当時、恵比寿ガーデンプレイス(’95年開業)は、20世紀最後の大再開発と呼ばれていたので、そこで働けることになった高揚感は今も忘れることができません。

バブルがはじけて株価や不動産価格が暴落し、「足元を見つめ、身の回りのものを充実させることで人生を豊かにしましょう」という考えが芽生えはじめた時代。
ガーデンプレイスはそんなバブル後の価値観を体現しようとしていた場所で、三越ではそれまでのザマス的な路線を放棄し、日常の生活に密着したものを扱っていました。百貨店という概念を捨て、五十貨店として、いや、二十貨店として、量より質で勝負しようぜ、という感じで新しい店づくりがなされていたのです。
隣にあったガーデンシネマでは、ヨーロッパの粋な小品が上映されていたりして、新しい文化を醸成しようという機運が、ガーデンプレイス全体に満ちていたような気がします。

器に関しても、「○○焼の××窯の高級陶器ザマス」とか「△△センセイのお作ザマス」とかではなく、「自分の感覚を信じて、気に入ったものを日常の中で使っていきましょうね」という、今の器ブームにつながる考えが広がっていったのが、この時期。
店内の異動によって、’00年から僕が在籍した生活用品の売場「暮らしの和」は、若手作家に注目したり、小鹿田などの民藝を見直したり、波佐見のプロダクトを取り上げてみたり、そういうものを編集して紹介する先駆的存在でした。

この売場は、職場であると同時に、器や工藝とまったく接点がなかった僕にとっては学び舎だったと言えるかもしれません。
北は岩手から南は沖縄まで、全国各地を回り、工藝に関わる諸々を一から学ぶことができました。

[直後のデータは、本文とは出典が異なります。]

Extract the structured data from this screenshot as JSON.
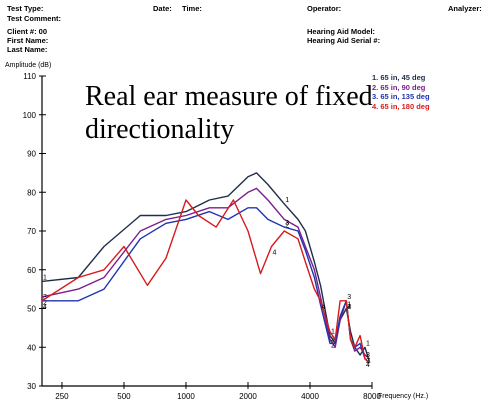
{
  "header": {
    "test_type": "Test Type:",
    "date": "Date:",
    "time": "Time:",
    "operator": "Operator:",
    "analyzer": "Analyzer:",
    "test_comment": "Test Comment:",
    "client": "Client #: 00",
    "first_name": "First Name:",
    "last_name": "Last Name:",
    "hearing_aid_model": "Hearing Aid Model:",
    "hearing_aid_serial": "Hearing Aid Serial #:"
  },
  "colors": {
    "series1": "#1f2f4a",
    "series2": "#7a1f8f",
    "series3": "#1f34b0",
    "series4": "#d61c1c",
    "axis": "#000000"
  },
  "chart_data": {
    "type": "line",
    "title": "Real ear measure of fixed directionality",
    "ylabel": "Amplitude (dB)",
    "xlabel": "Frequency (Hz.)",
    "ylim": [
      30,
      110
    ],
    "xlim": [
      200,
      8000
    ],
    "x_scale": "log",
    "y_ticks": [
      30,
      40,
      50,
      60,
      70,
      80,
      90,
      100,
      110
    ],
    "x_ticks": [
      250,
      500,
      1000,
      2000,
      4000,
      8000
    ],
    "grid": false,
    "legend_position": "top-right",
    "series": [
      {
        "name": "1. 65 in, 45 deg",
        "marker": "1",
        "x": [
          200,
          300,
          400,
          600,
          800,
          1000,
          1300,
          1600,
          2000,
          2200,
          2500,
          3000,
          3500,
          3800,
          4200,
          4500,
          5000,
          5300,
          5600,
          6000,
          6300,
          6600,
          7000,
          7400,
          7800
        ],
        "y": [
          57,
          58,
          66,
          74,
          74,
          75,
          78,
          79,
          84,
          85,
          82,
          77,
          73,
          70,
          62,
          56,
          43,
          41,
          47,
          50,
          44,
          40,
          38,
          40,
          36
        ]
      },
      {
        "name": "2. 65 in, 90 deg",
        "marker": "2",
        "x": [
          200,
          300,
          400,
          600,
          800,
          1000,
          1300,
          1600,
          2000,
          2200,
          2500,
          3000,
          3500,
          3800,
          4200,
          4500,
          5000,
          5300,
          5600,
          6000,
          6300,
          6600,
          7000,
          7400,
          7800
        ],
        "y": [
          53,
          55,
          58,
          70,
          73,
          74,
          76,
          76,
          80,
          81,
          78,
          73,
          71,
          66,
          60,
          53,
          42,
          40,
          47,
          52,
          42,
          39,
          40,
          38,
          37
        ]
      },
      {
        "name": "3. 65 in, 135 deg",
        "marker": "3",
        "x": [
          200,
          300,
          400,
          600,
          800,
          1000,
          1300,
          1600,
          2000,
          2200,
          2500,
          3000,
          3500,
          3800,
          4200,
          4500,
          5000,
          5300,
          5600,
          6000,
          6300,
          6600,
          7000,
          7400,
          7800
        ],
        "y": [
          52,
          52,
          55,
          68,
          72,
          73,
          75,
          73,
          76,
          76,
          73,
          71,
          70,
          65,
          58,
          51,
          41,
          41,
          48,
          52,
          42,
          40,
          41,
          37,
          36
        ]
      },
      {
        "name": "4. 65 in, 180 deg",
        "marker": "4",
        "x": [
          200,
          300,
          400,
          500,
          650,
          800,
          1000,
          1150,
          1400,
          1700,
          2000,
          2300,
          2600,
          3000,
          3500,
          3800,
          4200,
          4500,
          5000,
          5300,
          5600,
          6000,
          6300,
          6600,
          7000,
          7400,
          7800
        ],
        "y": [
          52,
          58,
          60,
          66,
          56,
          63,
          78,
          74,
          71,
          78,
          70,
          59,
          66,
          70,
          68,
          62,
          55,
          52,
          44,
          42,
          52,
          52,
          42,
          40,
          43,
          37,
          36
        ]
      }
    ]
  }
}
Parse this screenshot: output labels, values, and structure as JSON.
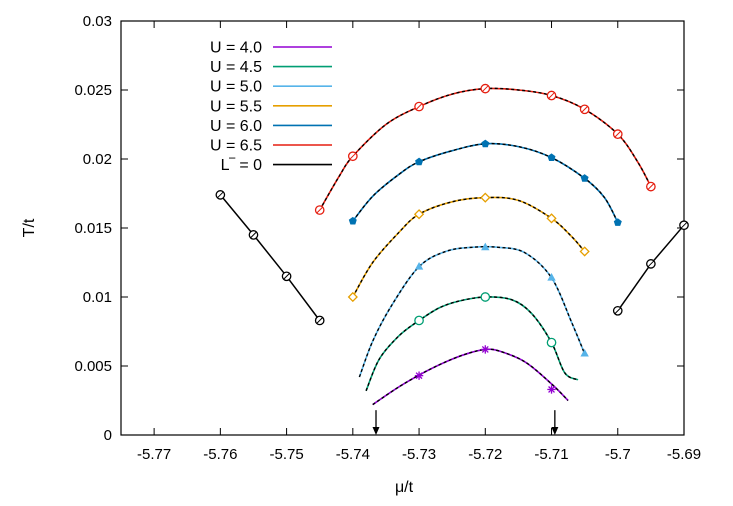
{
  "chart_data": {
    "type": "line",
    "title": "",
    "xlabel": "μ/t",
    "ylabel": "T/t",
    "xlim": [
      -5.775,
      -5.69
    ],
    "ylim": [
      0,
      0.03
    ],
    "xticks": [
      -5.77,
      -5.76,
      -5.75,
      -5.74,
      -5.73,
      -5.72,
      -5.71,
      -5.7,
      -5.69
    ],
    "yticks": [
      0,
      0.005,
      0.01,
      0.015,
      0.02,
      0.025,
      0.03
    ],
    "xtick_labels": [
      "-5.77",
      "-5.76",
      "-5.75",
      "-5.74",
      "-5.73",
      "-5.72",
      "-5.71",
      "-5.7",
      "-5.69"
    ],
    "ytick_labels": [
      "0",
      "0.005",
      "0.01",
      "0.015",
      "0.02",
      "0.025",
      "0.03"
    ],
    "legend_position": "top-left",
    "grid": false,
    "series": [
      {
        "name": "U = 4.0",
        "color": "#9400d3",
        "marker": "star",
        "points": [
          [
            -5.73,
            0.0043
          ],
          [
            -5.72,
            0.0062
          ],
          [
            -5.71,
            0.0033
          ]
        ],
        "curve": [
          [
            -5.737,
            0.0022
          ],
          [
            -5.733,
            0.0035
          ],
          [
            -5.729,
            0.0046
          ],
          [
            -5.725,
            0.0055
          ],
          [
            -5.722,
            0.006
          ],
          [
            -5.72,
            0.0062
          ],
          [
            -5.718,
            0.0061
          ],
          [
            -5.714,
            0.0053
          ],
          [
            -5.71,
            0.0037
          ],
          [
            -5.7075,
            0.0025
          ]
        ]
      },
      {
        "name": "U = 4.5",
        "color": "#009e73",
        "marker": "circle-open",
        "points": [
          [
            -5.73,
            0.0083
          ],
          [
            -5.72,
            0.01
          ],
          [
            -5.71,
            0.0067
          ]
        ],
        "curve": [
          [
            -5.738,
            0.0032
          ],
          [
            -5.736,
            0.0055
          ],
          [
            -5.733,
            0.0072
          ],
          [
            -5.73,
            0.0083
          ],
          [
            -5.727,
            0.0092
          ],
          [
            -5.724,
            0.0097
          ],
          [
            -5.72,
            0.01
          ],
          [
            -5.716,
            0.0098
          ],
          [
            -5.713,
            0.0088
          ],
          [
            -5.71,
            0.0067
          ],
          [
            -5.708,
            0.0045
          ],
          [
            -5.706,
            0.004
          ]
        ]
      },
      {
        "name": "U = 5.0",
        "color": "#56b4e9",
        "marker": "triangle",
        "points": [
          [
            -5.73,
            0.0122
          ],
          [
            -5.72,
            0.0136
          ],
          [
            -5.71,
            0.0114
          ],
          [
            -5.705,
            0.0059
          ]
        ],
        "curve": [
          [
            -5.739,
            0.0042
          ],
          [
            -5.737,
            0.0068
          ],
          [
            -5.734,
            0.0095
          ],
          [
            -5.73,
            0.0122
          ],
          [
            -5.726,
            0.0133
          ],
          [
            -5.722,
            0.0136
          ],
          [
            -5.718,
            0.0136
          ],
          [
            -5.714,
            0.0132
          ],
          [
            -5.71,
            0.0114
          ],
          [
            -5.707,
            0.0082
          ],
          [
            -5.705,
            0.0059
          ]
        ]
      },
      {
        "name": "U = 5.5",
        "color": "#e69f00",
        "marker": "diamond-open",
        "points": [
          [
            -5.74,
            0.01
          ],
          [
            -5.73,
            0.016
          ],
          [
            -5.72,
            0.0172
          ],
          [
            -5.71,
            0.0157
          ],
          [
            -5.705,
            0.0133
          ]
        ],
        "curve": [
          [
            -5.74,
            0.01
          ],
          [
            -5.737,
            0.0125
          ],
          [
            -5.733,
            0.0147
          ],
          [
            -5.73,
            0.016
          ],
          [
            -5.725,
            0.0169
          ],
          [
            -5.72,
            0.0172
          ],
          [
            -5.715,
            0.017
          ],
          [
            -5.71,
            0.0157
          ],
          [
            -5.707,
            0.0144
          ],
          [
            -5.705,
            0.0133
          ]
        ]
      },
      {
        "name": "U = 6.0",
        "color": "#0072b2",
        "marker": "pentagon",
        "points": [
          [
            -5.74,
            0.0155
          ],
          [
            -5.73,
            0.0198
          ],
          [
            -5.72,
            0.0211
          ],
          [
            -5.71,
            0.0201
          ],
          [
            -5.705,
            0.0186
          ],
          [
            -5.7,
            0.0154
          ]
        ],
        "curve": [
          [
            -5.74,
            0.0155
          ],
          [
            -5.737,
            0.0173
          ],
          [
            -5.733,
            0.0189
          ],
          [
            -5.73,
            0.0198
          ],
          [
            -5.725,
            0.0206
          ],
          [
            -5.72,
            0.0211
          ],
          [
            -5.715,
            0.0209
          ],
          [
            -5.71,
            0.0201
          ],
          [
            -5.705,
            0.0186
          ],
          [
            -5.702,
            0.0172
          ],
          [
            -5.7,
            0.0154
          ]
        ]
      },
      {
        "name": "U = 6.5",
        "color": "#e51e10",
        "marker": "circle-slash",
        "points": [
          [
            -5.745,
            0.0163
          ],
          [
            -5.74,
            0.0202
          ],
          [
            -5.73,
            0.0238
          ],
          [
            -5.72,
            0.0251
          ],
          [
            -5.71,
            0.0246
          ],
          [
            -5.705,
            0.0236
          ],
          [
            -5.7,
            0.0218
          ],
          [
            -5.695,
            0.018
          ]
        ],
        "curve": [
          [
            -5.745,
            0.0163
          ],
          [
            -5.742,
            0.0188
          ],
          [
            -5.74,
            0.0202
          ],
          [
            -5.735,
            0.0225
          ],
          [
            -5.73,
            0.0238
          ],
          [
            -5.725,
            0.0247
          ],
          [
            -5.72,
            0.0251
          ],
          [
            -5.715,
            0.025
          ],
          [
            -5.71,
            0.0246
          ],
          [
            -5.705,
            0.0236
          ],
          [
            -5.7,
            0.0218
          ],
          [
            -5.697,
            0.0198
          ],
          [
            -5.695,
            0.018
          ]
        ]
      },
      {
        "name": "L‾ = 0",
        "color": "#000000",
        "marker": "circle-slash",
        "segments": [
          [
            [
              -5.76,
              0.0174
            ],
            [
              -5.755,
              0.0145
            ],
            [
              -5.75,
              0.0115
            ],
            [
              -5.745,
              0.0083
            ]
          ],
          [
            [
              -5.7,
              0.009
            ],
            [
              -5.695,
              0.0124
            ],
            [
              -5.69,
              0.0152
            ]
          ]
        ]
      }
    ],
    "annotations": [
      {
        "type": "arrow",
        "x": -5.7365,
        "y_from": 0.0018,
        "y_to": 0
      },
      {
        "type": "arrow",
        "x": -5.7095,
        "y_from": 0.0018,
        "y_to": 0
      }
    ]
  }
}
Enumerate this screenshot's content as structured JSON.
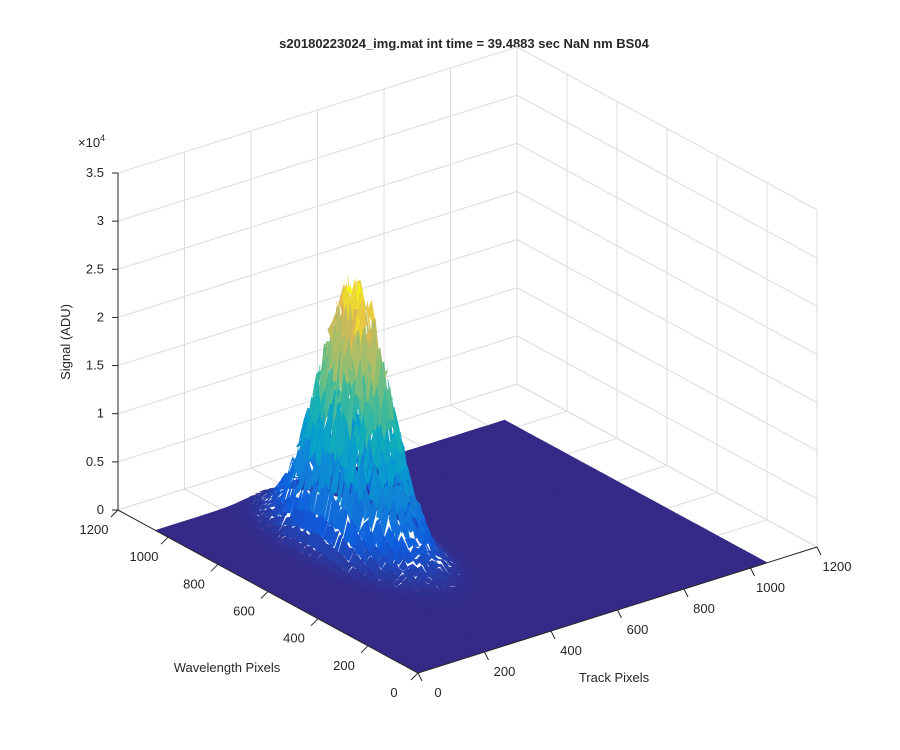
{
  "chart_data": {
    "type": "surface",
    "title": "s20180223024_img.mat int time = 39.4883 sec  NaN nm BS04",
    "xlabel": "Track Pixels",
    "ylabel": "Wavelength Pixels",
    "zlabel": "Signal (ADU)",
    "zexponent_label": "×10",
    "zexponent_power": "4",
    "xlim": [
      0,
      1200
    ],
    "ylim": [
      0,
      1200
    ],
    "zlim": [
      0,
      35000
    ],
    "x_ticks": [
      0,
      200,
      400,
      600,
      800,
      1000,
      1200
    ],
    "y_ticks": [
      0,
      200,
      400,
      600,
      800,
      1000,
      1200
    ],
    "z_ticks": [
      0,
      0.5,
      1,
      1.5,
      2,
      2.5,
      3,
      3.5
    ],
    "x_tick_labels": [
      "0",
      "200",
      "400",
      "600",
      "800",
      "1000",
      "1200"
    ],
    "y_tick_labels": [
      "0",
      "200",
      "400",
      "600",
      "800",
      "1000",
      "1200"
    ],
    "z_tick_labels": [
      "0",
      "0.5",
      "1",
      "1.5",
      "2",
      "2.5",
      "3",
      "3.5"
    ],
    "grid": true,
    "colormap": "parula",
    "data_extent": {
      "x": [
        0,
        1050
      ],
      "y": [
        0,
        1050
      ]
    },
    "baseline_color": "#352a87",
    "peak": {
      "track_center": 330,
      "track_sigma": 55,
      "wavelength_center": 690,
      "wavelength_sigma": 130,
      "max_signal": 25000
    }
  }
}
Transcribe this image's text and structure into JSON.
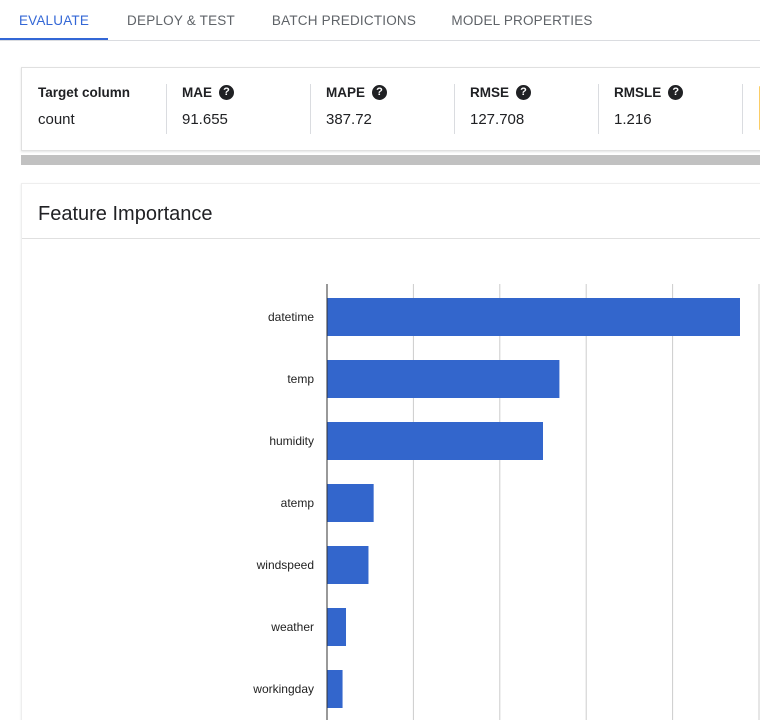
{
  "tabs": [
    {
      "label": "EVALUATE",
      "active": true
    },
    {
      "label": "DEPLOY & TEST",
      "active": false
    },
    {
      "label": "BATCH PREDICTIONS",
      "active": false
    },
    {
      "label": "MODEL PROPERTIES",
      "active": false
    }
  ],
  "metrics": {
    "target": {
      "label": "Target column",
      "value": "count"
    },
    "mae": {
      "label": "MAE",
      "value": "91.655"
    },
    "mape": {
      "label": "MAPE",
      "value": "387.72"
    },
    "rmse": {
      "label": "RMSE",
      "value": "127.708"
    },
    "rmsle": {
      "label": "RMSLE",
      "value": "1.216"
    }
  },
  "help_icon": {
    "glyph": "?",
    "icon": "help-circle-icon"
  },
  "feature_importance": {
    "title": "Feature Importance"
  },
  "colors": {
    "accent": "#3367d6",
    "bar": "#3366cc"
  },
  "chart_data": {
    "type": "bar",
    "orientation": "horizontal",
    "categories": [
      "datetime",
      "temp",
      "humidity",
      "atemp",
      "windspeed",
      "weather",
      "workingday"
    ],
    "values": [
      0.478,
      0.269,
      0.25,
      0.054,
      0.048,
      0.022,
      0.018
    ],
    "xlim": [
      0,
      0.5
    ],
    "grid": true
  }
}
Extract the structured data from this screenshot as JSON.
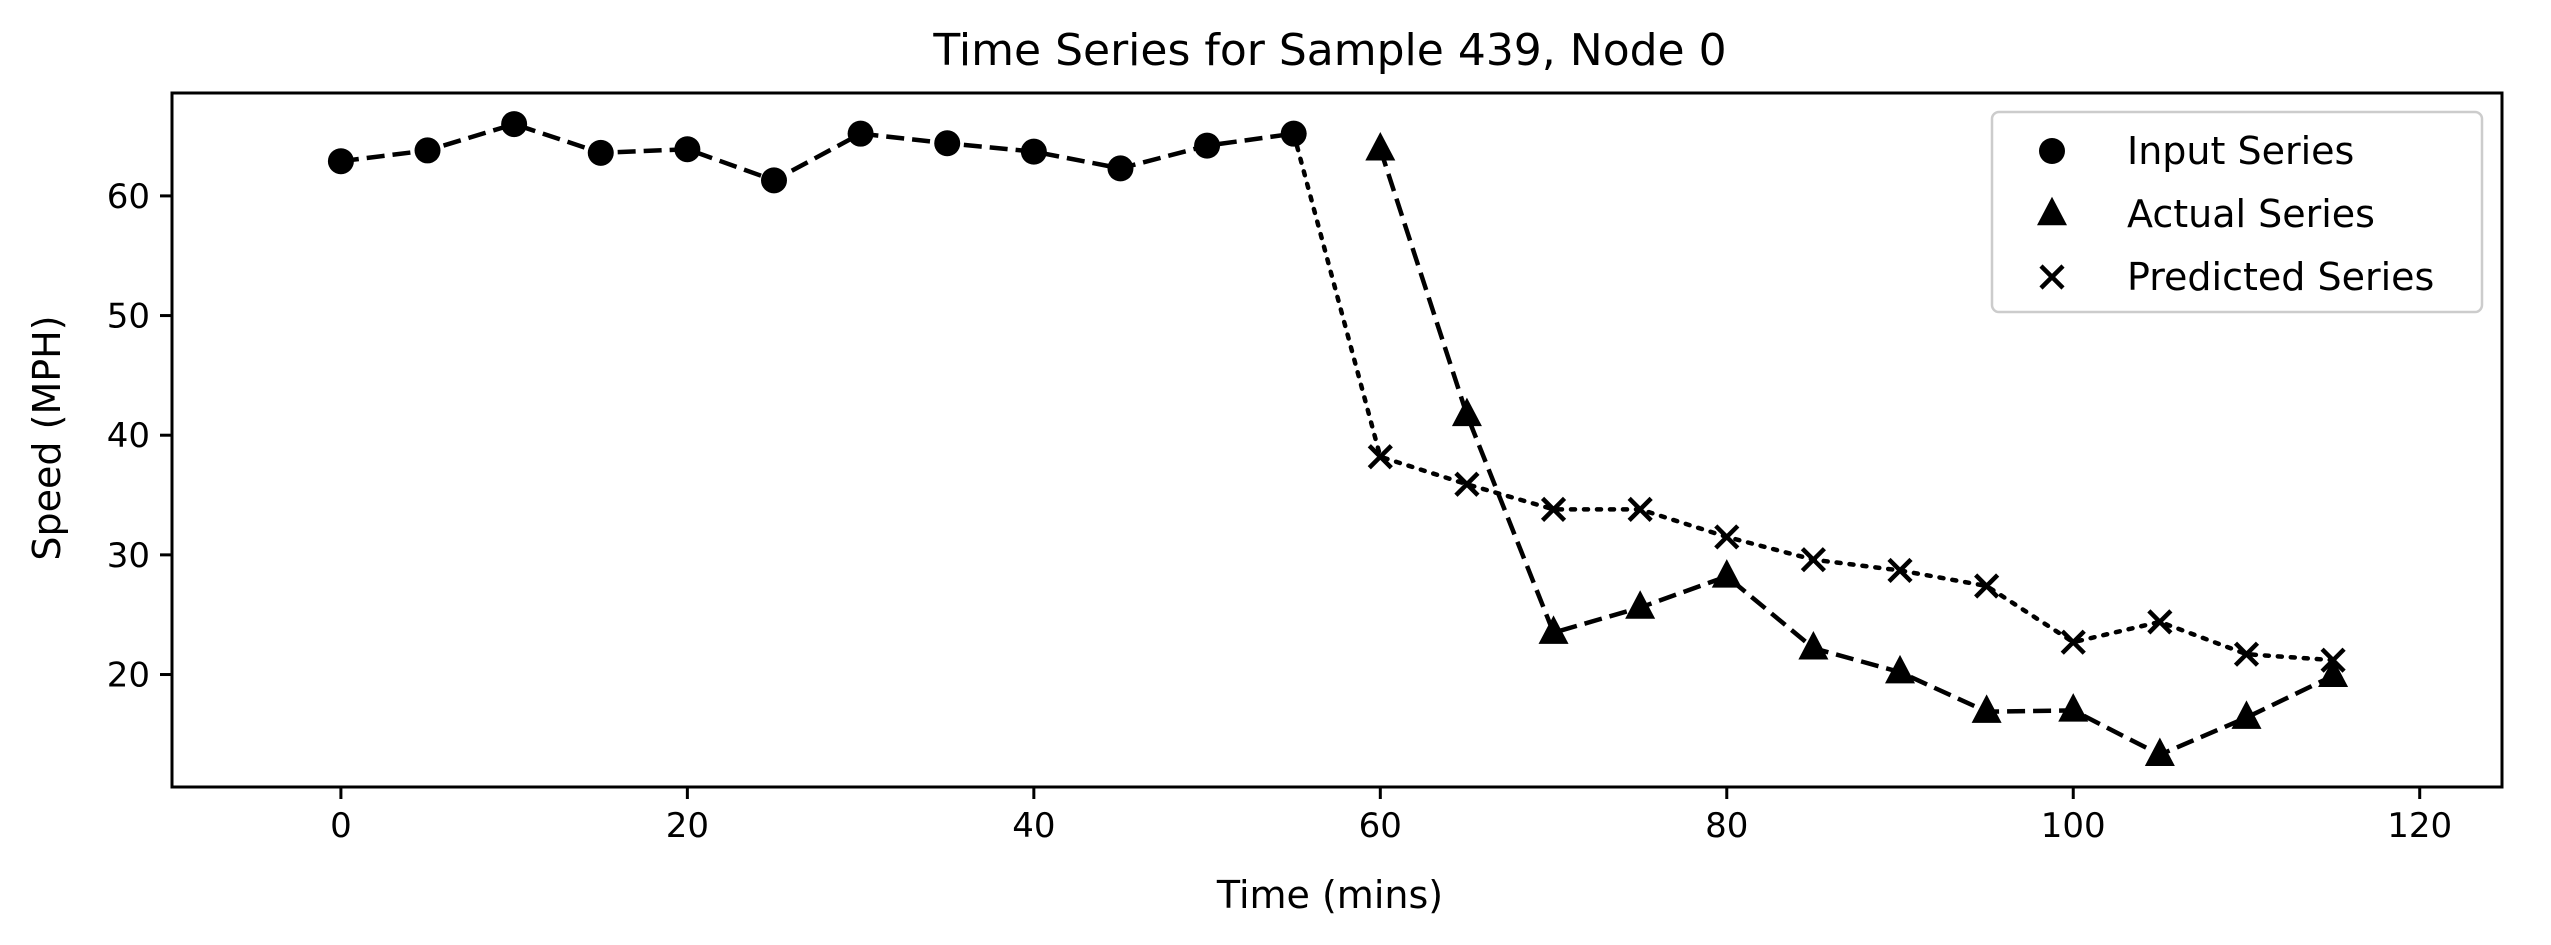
{
  "chart_data": {
    "type": "line",
    "title": "Time Series for Sample 439, Node 0",
    "xlabel": "Time (mins)",
    "ylabel": "Speed (MPH)",
    "xlim": [
      -9.75,
      124.75
    ],
    "ylim": [
      10.6,
      68.6
    ],
    "xticks": [
      0,
      20,
      40,
      60,
      80,
      100,
      120
    ],
    "yticks": [
      20,
      30,
      40,
      50,
      60
    ],
    "grid": false,
    "legend_position": "top-right",
    "series": [
      {
        "name": "Input Series",
        "marker": "circle",
        "linestyle": "dashed",
        "x": [
          0,
          5,
          10,
          15,
          20,
          25,
          30,
          35,
          40,
          45,
          50,
          55
        ],
        "y": [
          62.9,
          63.8,
          66.0,
          63.6,
          63.9,
          61.3,
          65.2,
          64.4,
          63.7,
          62.3,
          64.2,
          65.2
        ]
      },
      {
        "name": "Actual Series",
        "marker": "triangle",
        "linestyle": "dashed",
        "connect_from_last_input": false,
        "x": [
          60,
          65,
          70,
          75,
          80,
          85,
          90,
          95,
          100,
          105,
          110,
          115
        ],
        "y": [
          63.9,
          41.7,
          23.5,
          25.6,
          28.2,
          22.2,
          20.2,
          16.9,
          17.0,
          13.3,
          16.4,
          19.9
        ]
      },
      {
        "name": "Predicted Series",
        "marker": "x",
        "linestyle": "dotted",
        "connect_from_last_input": true,
        "x": [
          60,
          65,
          70,
          75,
          80,
          85,
          90,
          95,
          100,
          105,
          110,
          115
        ],
        "y": [
          38.2,
          35.9,
          33.8,
          33.8,
          31.5,
          29.6,
          28.7,
          27.4,
          22.7,
          24.4,
          21.7,
          21.2
        ]
      }
    ]
  }
}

下っ端のペーペーだったからお給料は驚くほど安かったけれど、そんなことは帳消しになるくらい、いろいろなことを勉強することができたと思います。


恵比寿は、三越時代から20年近く通っている美容室があるので、今でもひと月に一回は訪れる街。

遠回りになっちゃうから、ふだんはガーデンプレイスには寄らないのだけれど、昨日は髪を切った帰り、久々に足を延ばしてみました。
さすがに、辞めてから14年も経つので、もう知り合いもいないし、リニューアルして、店内の雰囲気はまったく様変わり。
そして、平日とは言え、どのフロアも閑散としていることに一抹の寂しさを覚えました。

すでに開業24年。
都心部では今世紀に入って巨大な再開発が続いたため、ガーデンプレイスはすっかり影が薄くなってしまいました。かつて、新たな価値観を創造するために様々な試行錯誤がなされてきたことなど、とうに忘れ去られていることでしょう。でも、それまでの価値観が音を立てて崩れ去っていく中、独自路線でなかなかの踏ん張りを見せたのが、恵比寿の三越だったように思います。

僕自身、そんなDNAを受け継いでいる自負はあるので、これからの時代でも通用する概念を自分の内で大事に守り育てていきたいと考えています。
先月から今月にかけて、改元に関わるお祭り騒ぎを醒めた目で見ていた僕だけれど、やはり、自分なりに前の時代の総括がしたかったのかもしれませんね。昨日、わざわざガーデンプレイスまで足を延ばしたのも、そういう意味合いがあったのかな、と。


三越伊勢丹さんには、平成の良き遺産であるこのエポックメイキングな店を、もう少しきちんと手をかけて育ててあげてほしいと思います。
かつての学び舎が姿を消すようなことになってほしくないので。